TechWhirl (TECHWR-L) is a resource for technical writing and technical communications professionals of all experience levels and in all industries to share their experiences and acquire information.
For two decades, technical communicators have turned to TechWhirl to ask and answer questions about the always-changing world of technical communications, such as tools, skills, career paths, methodologies, and emerging industries. The TechWhirl Archives and magazine, created for, by and about technical writers, offer a wealth of knowledge to everyone with an interest in any aspect of technical communications.
Subject:Re: Web indexing From:John Seaman <jseaman -at- EUKC -dot- FREESERVE -dot- CO -dot- UK> Date:Sat, 26 Jun 1999 15:18:23 +0100
wrt Rowena Hart's posting on indexing web sites.
I've done a couple of big HTML documents that needed an index.
I really wanted to supply a search engine with the documents, but the
customer couldn't accept any deliveries that included executable code or
anthing that would require them to install Java VM. This excluded all the
search engines I could find out about at the time, so I had to produce an
index.
I considered the format Rowena mentions:
>digital certificates, creating 1 2 3 4
>
>where the numbers are hyperlinks back to the referenced term.
but decided that simple numbers didn't tell the readers enough for them to
decide whether it was the bit of the document they needed to see. Instead,
I decided on subentries based on the title of the topic in which they
occured. Something like this:
digital certificates, creating
from scratch
for awkward customers
when Jupiter aligns with Mars
where each of the subentries was a hyperlink back to the referenced term.
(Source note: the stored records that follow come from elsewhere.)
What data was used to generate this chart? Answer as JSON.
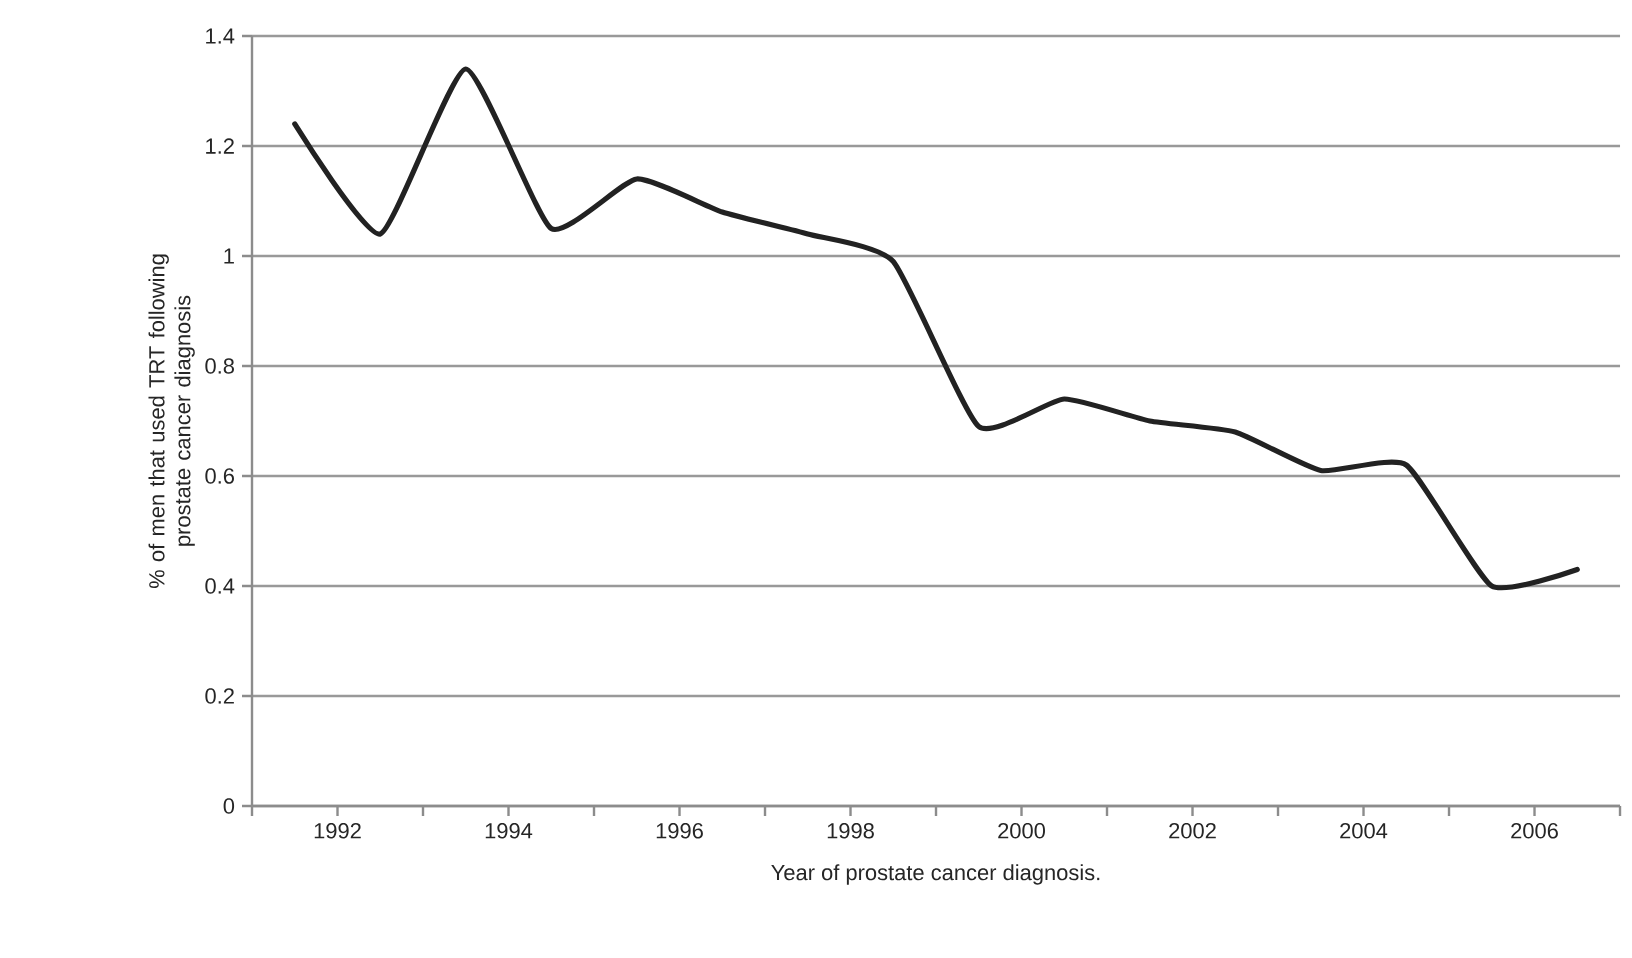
{
  "chart_data": {
    "type": "line",
    "xlabel": "Year of prostate cancer diagnosis.",
    "ylabel": "% of men that used TRT following prostate cancer diagnosis",
    "x": [
      1991.5,
      1992.5,
      1993.5,
      1994.5,
      1995.5,
      1996.5,
      1997.5,
      1998.5,
      1999.5,
      2000.5,
      2001.5,
      2002.5,
      2003.5,
      2004.5,
      2005.5,
      2006.5
    ],
    "series": [
      {
        "color": "#222222",
        "values": [
          1.24,
          1.04,
          1.34,
          1.05,
          1.14,
          1.08,
          1.04,
          0.99,
          0.69,
          0.74,
          0.7,
          0.68,
          0.61,
          0.62,
          0.4,
          0.43
        ]
      }
    ],
    "xlim": [
      1991,
      2007
    ],
    "xticks": [
      {
        "value": 1991,
        "label": null
      },
      1992,
      {
        "value": 1993,
        "label": null
      },
      1994,
      {
        "value": 1995,
        "label": null
      },
      1996,
      {
        "value": 1997,
        "label": null
      },
      1998,
      {
        "value": 1999,
        "label": null
      },
      2000,
      {
        "value": 2001,
        "label": null
      },
      2002,
      {
        "value": 2003,
        "label": null
      },
      2004,
      {
        "value": 2005,
        "label": null
      },
      2006,
      {
        "value": 2007,
        "label": null
      }
    ],
    "ylim": [
      0,
      1.4
    ],
    "yticks": [
      0,
      0.2,
      0.4,
      0.6,
      0.8,
      1,
      1.2,
      1.4
    ],
    "grid": "y",
    "legend": false,
    "marker": "none",
    "line_style": "solid"
  }
}
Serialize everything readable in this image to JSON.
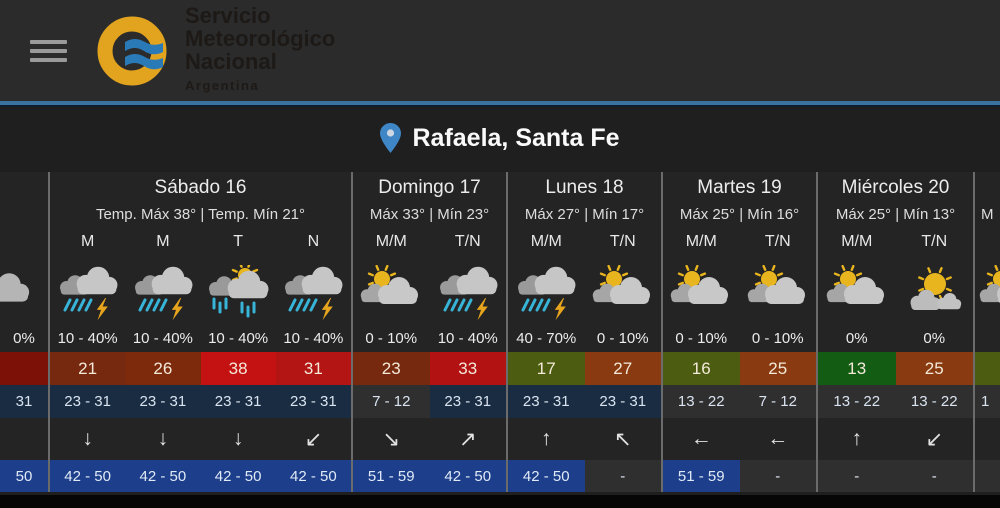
{
  "header": {
    "logo_lines": [
      "Servicio",
      "Meteorológico",
      "Nacional"
    ],
    "logo_country": "Argentina",
    "accent_color": "#3a72a0"
  },
  "location": {
    "title": "Rafaela, Santa Fe"
  },
  "forecast": {
    "columns": [
      {
        "kind": "partial-left",
        "name": "",
        "temp_line": "",
        "periods": [
          {
            "label": "",
            "icon": "cloud-only",
            "precip": "0%",
            "temp": "",
            "temp_bg": "#7c1207",
            "range": "31",
            "range_bg": "#1a2c42",
            "arrow": "",
            "wind": "50",
            "wind_bg": "#1d3e8a"
          }
        ]
      },
      {
        "kind": "day",
        "name": "Sábado 16",
        "temp_line": "Temp. Máx 38° | Temp. Mín 21°",
        "periods": [
          {
            "label": "M",
            "icon": "storm",
            "precip": "10 - 40%",
            "temp": "21",
            "temp_bg": "#76290e",
            "range": "23 - 31",
            "range_bg": "#1a2c42",
            "arrow": "↓",
            "wind": "42 - 50",
            "wind_bg": "#1d3e8a"
          },
          {
            "label": "M",
            "icon": "storm",
            "precip": "10 - 40%",
            "temp": "26",
            "temp_bg": "#7d2a0c",
            "range": "23 - 31",
            "range_bg": "#1a2c42",
            "arrow": "↓",
            "wind": "42 - 50",
            "wind_bg": "#1d3e8a"
          },
          {
            "label": "T",
            "icon": "sun-rain",
            "precip": "10 - 40%",
            "temp": "38",
            "temp_bg": "#c41212",
            "range": "23 - 31",
            "range_bg": "#1a2c42",
            "arrow": "↓",
            "wind": "42 - 50",
            "wind_bg": "#1d3e8a"
          },
          {
            "label": "N",
            "icon": "storm",
            "precip": "10 - 40%",
            "temp": "31",
            "temp_bg": "#b31414",
            "range": "23 - 31",
            "range_bg": "#1a2c42",
            "arrow": "↙",
            "wind": "42 - 50",
            "wind_bg": "#1d3e8a"
          }
        ]
      },
      {
        "kind": "day",
        "name": "Domingo 17",
        "temp_line": "Máx 33° | Mín 23°",
        "periods": [
          {
            "label": "M/M",
            "icon": "partly-cloudy",
            "precip": "0 - 10%",
            "temp": "23",
            "temp_bg": "#76290e",
            "range": "7 - 12",
            "range_bg": "#2f2f2f",
            "arrow": "↘",
            "wind": "51 - 59",
            "wind_bg": "#1d3e8a"
          },
          {
            "label": "T/N",
            "icon": "storm",
            "precip": "10 - 40%",
            "temp": "33",
            "temp_bg": "#b31212",
            "range": "23 - 31",
            "range_bg": "#1a2c42",
            "arrow": "↗",
            "wind": "42 - 50",
            "wind_bg": "#1d3e8a"
          }
        ]
      },
      {
        "kind": "day",
        "name": "Lunes 18",
        "temp_line": "Máx 27° | Mín 17°",
        "periods": [
          {
            "label": "M/M",
            "icon": "storm",
            "precip": "40 - 70%",
            "temp": "17",
            "temp_bg": "#4c5c10",
            "range": "23 - 31",
            "range_bg": "#1a2c42",
            "arrow": "↑",
            "wind": "42 - 50",
            "wind_bg": "#1d3e8a"
          },
          {
            "label": "T/N",
            "icon": "partly-cloudy",
            "precip": "0 - 10%",
            "temp": "27",
            "temp_bg": "#8a3a10",
            "range": "23 - 31",
            "range_bg": "#1a2c42",
            "arrow": "↖",
            "wind": "-",
            "wind_bg": "#2f2f2f"
          }
        ]
      },
      {
        "kind": "day",
        "name": "Martes 19",
        "temp_line": "Máx 25° | Mín 16°",
        "periods": [
          {
            "label": "M/M",
            "icon": "partly-cloudy",
            "precip": "0 - 10%",
            "temp": "16",
            "temp_bg": "#4c5c10",
            "range": "13 - 22",
            "range_bg": "#2f2f2f",
            "arrow": "←",
            "wind": "51 - 59",
            "wind_bg": "#1d3e8a"
          },
          {
            "label": "T/N",
            "icon": "partly-cloudy",
            "precip": "0 - 10%",
            "temp": "25",
            "temp_bg": "#8a3a10",
            "range": "7 - 12",
            "range_bg": "#2f2f2f",
            "arrow": "←",
            "wind": "-",
            "wind_bg": "#2f2f2f"
          }
        ]
      },
      {
        "kind": "day",
        "name": "Miércoles 20",
        "temp_line": "Máx 25° | Mín 13°",
        "periods": [
          {
            "label": "M/M",
            "icon": "partly-cloudy",
            "precip": "0%",
            "temp": "13",
            "temp_bg": "#135c13",
            "range": "13 - 22",
            "range_bg": "#2f2f2f",
            "arrow": "↑",
            "wind": "-",
            "wind_bg": "#2f2f2f"
          },
          {
            "label": "T/N",
            "icon": "sunny-cloud",
            "precip": "0%",
            "temp": "25",
            "temp_bg": "#8a3a10",
            "range": "13 - 22",
            "range_bg": "#2f2f2f",
            "arrow": "↙",
            "wind": "-",
            "wind_bg": "#2f2f2f"
          }
        ]
      },
      {
        "kind": "partial-right",
        "name": "",
        "temp_line": "M",
        "periods": [
          {
            "label": "",
            "icon": "partly-cloudy",
            "precip": "",
            "temp": "",
            "temp_bg": "#4c5c10",
            "range": "1",
            "range_bg": "#2f2f2f",
            "arrow": "",
            "wind": "",
            "wind_bg": "#2f2f2f"
          }
        ]
      }
    ]
  }
}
When I got down to it, I found this was taking way too long to set up given
that I was working to the "corporate standard deadline" (i.e. current date
minus two days). Fortunately, the larger parts of the documents in question
were generated from databases so I could arrange for the index files to be
created semi-automatically. I imagine something similar could be set up for
any set of HTML files; a fairly straightforward bit of programming should be
able to search each file, copy everything between heading tags and squirt it
into a separate file, along with appropriate hyperlink tags to point back to
the file it came from.
The disadvantage of the resulting index was that entries and subentries
consisted of the unrefined text of the topic headings. For example:
creating digital certificates
rather than
digital certificates, creating
which is what you would usually see in an index.
This could cause some frustration for readers of a paper document, but in an
online version, they could use their browser's Find function to search for
topics by key word. I added a short instruction on using the Find function
at the top of the index just to be sure. Feedback from the customers is
good so far.
I'm conscious of the fact that my solution was no better than an acceptable
workaround given the time constraints, so I'm looking forward to postings
from others who have come up with more considered solutions.